Family · Grief · Life · Pets

The end of the universe 

It’s no secret that Daughter is completely amazing. I always try to tell people that I don’t think that just because I’m her mom. I’m a teacher, too, so I know a heck of a lot of kids. Daughter is a special person, way down deep in her soul. She sees things in people that no one else does. She laughs harder, gets madder, loves more, and, unfortunately, grieves bigger than anyone I know. 

The loss of our old dog has been especially hard on her. She doesn’t always show her pain, but it comes out from time to time. Me? I’m an open crier. I stare at the spot Dog slept in and weep. Daughter, though, does other things. She fights about other things and talks back and gets upset and then breaks and shouts, “I just want my dog back and for everything to be ok again!” As upsetting as it is, it’s one of the glorious and powerful reasons I love her. She feels everything so deeply that I am proud of her heart every day. 

Daughter chose to be with us as Dog passed away, and it was incredibly painful. I will not go into the details of our experience; they’re an extraordinarily intimate family moment which I will some day treasure in an odd sort of way. What I will say about the experience is this: Daughter is one of the bravest people I know. She fought every instinct in her body to be in that room, and she blew me away. When it was all over and we asked her if she was all right she responded with one of the most heart wrenching and astute statements I’ve ever heard from a ten year old. 

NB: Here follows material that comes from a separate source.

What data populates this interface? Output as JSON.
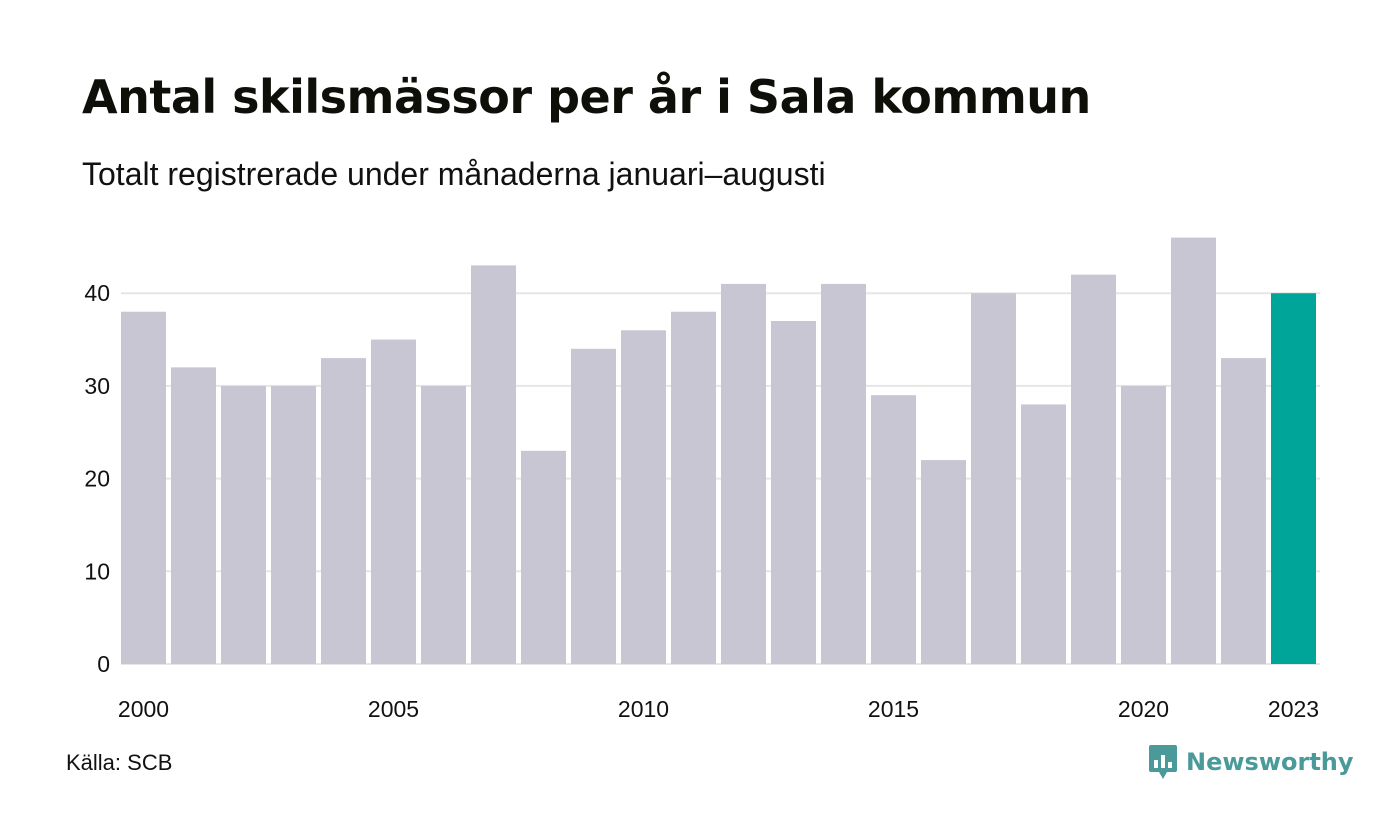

“How are you doing?” we asked. “Are you ok?” 

“It hurts to the end of the universe,” she said. 

I’ll never forget that. I’ll never forget that she hurt enough to say it or that she was mature enough to realize it. I’ll never forget that she pushed through that incredible hurt, the biggest she’s ever felt, and stayed with Dog as she breathed her last breath. I’ll never forget feeling like Daughter will some day be even stronger and braver than the toughest I know, my mom, because she hurt all the way to the end of the universe and made it out the other side.